Andrew, overhearing these words, brings a young boy to Jesus who has with him five small loaves and two fishes. Jesus blesses the small supply and, miraculously, enough food is distributed to meet everyone’s need. Later, when some Greeks ask Philip if they can be introduced to Jesus, he appeals to Andrew for help. No doubt by this time Andrew had clearly revealed what seems to be his uppermost characteristic: that of being a willing helper.

For thought and contemplation:

Let your mind dwell on this characteristic of Andrew for a moment—that of being a willing helper—and ask yourself: is that self-same characteristic to be found in me? And remember, the thought is not just of being a helper, but a willing helper.

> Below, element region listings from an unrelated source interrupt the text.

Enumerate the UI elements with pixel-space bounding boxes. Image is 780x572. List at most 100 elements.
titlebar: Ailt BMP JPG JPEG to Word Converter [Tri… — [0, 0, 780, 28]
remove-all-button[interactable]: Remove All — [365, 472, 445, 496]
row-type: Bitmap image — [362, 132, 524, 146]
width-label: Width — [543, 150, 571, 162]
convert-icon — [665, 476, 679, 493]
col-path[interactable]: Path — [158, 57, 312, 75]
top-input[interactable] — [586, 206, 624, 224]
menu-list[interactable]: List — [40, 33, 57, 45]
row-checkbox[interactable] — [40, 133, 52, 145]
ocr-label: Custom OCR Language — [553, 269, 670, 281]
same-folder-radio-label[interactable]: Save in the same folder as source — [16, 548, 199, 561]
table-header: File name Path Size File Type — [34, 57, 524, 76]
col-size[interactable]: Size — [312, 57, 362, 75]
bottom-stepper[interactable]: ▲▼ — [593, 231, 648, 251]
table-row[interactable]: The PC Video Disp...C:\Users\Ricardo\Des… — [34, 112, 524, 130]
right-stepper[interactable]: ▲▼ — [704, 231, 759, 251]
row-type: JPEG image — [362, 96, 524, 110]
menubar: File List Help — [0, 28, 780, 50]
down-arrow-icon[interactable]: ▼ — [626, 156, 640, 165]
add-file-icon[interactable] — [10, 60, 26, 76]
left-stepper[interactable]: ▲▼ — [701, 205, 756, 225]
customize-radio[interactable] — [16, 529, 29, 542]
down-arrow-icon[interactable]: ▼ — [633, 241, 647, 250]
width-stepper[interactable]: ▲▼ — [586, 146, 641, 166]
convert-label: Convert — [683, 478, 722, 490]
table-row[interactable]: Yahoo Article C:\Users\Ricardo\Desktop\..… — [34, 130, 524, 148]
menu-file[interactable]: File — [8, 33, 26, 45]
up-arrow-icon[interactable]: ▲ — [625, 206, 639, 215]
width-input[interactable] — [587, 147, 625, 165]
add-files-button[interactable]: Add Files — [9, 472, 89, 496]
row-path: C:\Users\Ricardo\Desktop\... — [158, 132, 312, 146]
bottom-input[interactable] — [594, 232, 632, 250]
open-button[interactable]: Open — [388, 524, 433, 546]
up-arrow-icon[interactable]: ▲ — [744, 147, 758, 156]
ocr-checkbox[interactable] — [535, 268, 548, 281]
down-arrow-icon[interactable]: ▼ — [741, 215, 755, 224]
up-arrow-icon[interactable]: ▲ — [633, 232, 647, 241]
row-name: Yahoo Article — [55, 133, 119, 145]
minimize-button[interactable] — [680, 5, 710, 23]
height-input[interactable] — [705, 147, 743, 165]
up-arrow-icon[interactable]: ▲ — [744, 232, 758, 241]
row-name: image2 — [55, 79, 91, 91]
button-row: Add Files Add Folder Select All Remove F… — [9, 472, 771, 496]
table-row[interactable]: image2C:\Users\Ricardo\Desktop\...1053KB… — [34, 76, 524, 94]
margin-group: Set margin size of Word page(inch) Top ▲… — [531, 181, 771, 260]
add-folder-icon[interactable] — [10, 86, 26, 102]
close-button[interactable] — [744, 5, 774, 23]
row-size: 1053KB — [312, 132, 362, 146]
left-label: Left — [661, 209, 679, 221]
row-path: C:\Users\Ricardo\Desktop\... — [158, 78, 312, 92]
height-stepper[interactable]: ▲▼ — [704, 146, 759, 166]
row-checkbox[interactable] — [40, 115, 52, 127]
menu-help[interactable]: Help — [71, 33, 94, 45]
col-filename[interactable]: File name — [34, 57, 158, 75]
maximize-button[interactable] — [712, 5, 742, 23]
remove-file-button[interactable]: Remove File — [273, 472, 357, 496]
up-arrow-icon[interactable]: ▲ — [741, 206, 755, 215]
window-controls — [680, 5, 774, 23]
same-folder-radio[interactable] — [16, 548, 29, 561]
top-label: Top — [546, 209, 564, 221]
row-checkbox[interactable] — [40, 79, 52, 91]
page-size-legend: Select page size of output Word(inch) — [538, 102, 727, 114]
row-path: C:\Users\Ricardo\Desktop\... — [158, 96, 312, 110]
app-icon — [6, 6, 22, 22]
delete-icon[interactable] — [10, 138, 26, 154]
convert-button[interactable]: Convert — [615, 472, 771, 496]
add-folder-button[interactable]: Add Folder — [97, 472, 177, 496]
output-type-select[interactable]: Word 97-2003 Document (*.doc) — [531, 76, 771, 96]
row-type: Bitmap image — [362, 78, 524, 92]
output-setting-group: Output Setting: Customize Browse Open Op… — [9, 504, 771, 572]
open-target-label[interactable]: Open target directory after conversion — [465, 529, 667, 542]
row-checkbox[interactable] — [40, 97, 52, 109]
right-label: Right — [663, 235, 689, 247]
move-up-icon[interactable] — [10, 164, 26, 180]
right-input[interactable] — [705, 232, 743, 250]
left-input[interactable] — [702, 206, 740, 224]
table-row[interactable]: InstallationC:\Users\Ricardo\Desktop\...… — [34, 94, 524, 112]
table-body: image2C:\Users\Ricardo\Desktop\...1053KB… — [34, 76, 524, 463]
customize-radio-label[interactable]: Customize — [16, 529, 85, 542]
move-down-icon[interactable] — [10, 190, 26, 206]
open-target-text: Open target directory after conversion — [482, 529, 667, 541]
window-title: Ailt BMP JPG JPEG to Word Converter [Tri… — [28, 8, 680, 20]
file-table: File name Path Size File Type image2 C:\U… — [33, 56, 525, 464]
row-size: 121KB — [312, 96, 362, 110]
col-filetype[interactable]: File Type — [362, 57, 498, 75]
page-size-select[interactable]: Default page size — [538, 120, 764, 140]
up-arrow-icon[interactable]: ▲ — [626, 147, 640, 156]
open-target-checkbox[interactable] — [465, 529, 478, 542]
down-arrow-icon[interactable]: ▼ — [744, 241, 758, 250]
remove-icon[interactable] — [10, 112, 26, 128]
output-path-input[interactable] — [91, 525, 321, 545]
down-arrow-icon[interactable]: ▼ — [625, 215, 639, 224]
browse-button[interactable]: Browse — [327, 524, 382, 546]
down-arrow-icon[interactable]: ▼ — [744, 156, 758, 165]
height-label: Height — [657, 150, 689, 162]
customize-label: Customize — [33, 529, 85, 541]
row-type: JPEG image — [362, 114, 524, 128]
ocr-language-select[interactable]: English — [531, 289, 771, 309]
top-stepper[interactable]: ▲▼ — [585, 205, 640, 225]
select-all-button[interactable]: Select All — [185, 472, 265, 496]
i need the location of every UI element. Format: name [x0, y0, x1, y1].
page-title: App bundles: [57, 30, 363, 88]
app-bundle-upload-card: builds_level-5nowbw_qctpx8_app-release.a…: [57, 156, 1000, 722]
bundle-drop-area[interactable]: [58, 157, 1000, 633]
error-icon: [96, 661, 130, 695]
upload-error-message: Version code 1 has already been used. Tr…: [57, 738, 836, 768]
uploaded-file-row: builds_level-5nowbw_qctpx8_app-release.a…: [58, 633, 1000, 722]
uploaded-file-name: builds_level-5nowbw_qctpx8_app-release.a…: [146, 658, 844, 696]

“And in the church God has appointed… apostles… prophets… teachers… workers of miracles… those having gifts of healing, those able to help others, those with gifts of administration, and those speaking in different kinds of tongues.” (1 Cor. 12:28, NIV)

A good learner

Mark 13:1-8

Andrew, no doubt, learned a lot from Jesus

Jesus spent a good deal of His time teaching His disciples and preparing them for their future ministry in His Church. On this occasion, when one of the disciples remarked to Jesus how well-built and how magnificent were the Temple buildings, the Master turned to them and predicted their utter destruction. This prediction disturbed the disciples somewhat, and four of them—Peter, James, John and Andrew—approached Christ privately and asked Him to tell them precisely when the event would take place, and what would be the signs that would precede it. Andrew, no doubt, learned a lot from Jesus, not just by listening to what He said, but by asking Him pointed questions.

For thought and contemplation:

Good learners are not people who merely sit and absorb the words of their teacher, but who are alert enough to ask sharp, incisive questions. Are you a questioning person? Never be afraid to ask a question—it could mean the difference between understanding and confusion.

“Take my yoke upon you and learn from me, for I am gentle and humble in heart, and you will find rest for your souls.” (Matthew 11:29, NIV)

The place of prayer

Acts 1:13-14

After His resurrection, Jesus instructed His disciples to remain in Jerusalem and wait for the power of the Holy Spirit to descend upon them. Now that Judas is dead, the remaining eleven disciples—one of whom is Andrew—make their way, along with over one hundred other followers of Christ, into the Upper Room.

everyone in the room is filled with the Spirit

They wait in prayer for a period of ten days until at last, on the Day of Pentecost, the promised power is given. As the Holy Spirit falls, everyone in the room is filled with the Spirit and empowered to carry out Jesus’ commission to them: “Go into all the world and preach the good news to all creation” (Mark 16:15, NIV).

For thought and contemplation:

Someone has said that the place of prayer is the place of power. Have you discovered that secret in your own life? How would you respond if the Lord asked you today to spend ten days in prayer? Would you, even though you might not be able to take the time because of your duties and responsibilities, at least be willing?

“Then Jesus told his disciples a parable to show them that they should always pray and not give up.” (Luke 18:1, NIV)

The lesson to be learned from Andrew

This makes Andrew, not just the first disciple, but the first evangelist too

Andrew was the first recorded disciple of Christ—and his first action as a disciple was to seek out his brother, Simon Peter, and bring him to Jesus. This makes Andrew, not just the first disciple, but the first evangelist too. Some commentators refer to Andrew as “the overshadowed saint”, in that he appears to be constantly overshadowed by his more ebullient and outgoing brother. Despite this, however, Andrew continues with his task of serving Christ, and excels as “a bringer of others to Jesus”. First he brought his brother, then the lad with the loaves and fishes, and later the Greeks.

What, then, is the main lesson of Andrew’s life? Is it not this: that though overshadowed by his more energetic and outgoing brother, he continues his ministry and service in a gracious and selfless manner. People may remember Peter for his great spiritual exploits, but in eternity there will be an equally great reward for Andrew—the man through whom the whole story of Peter began.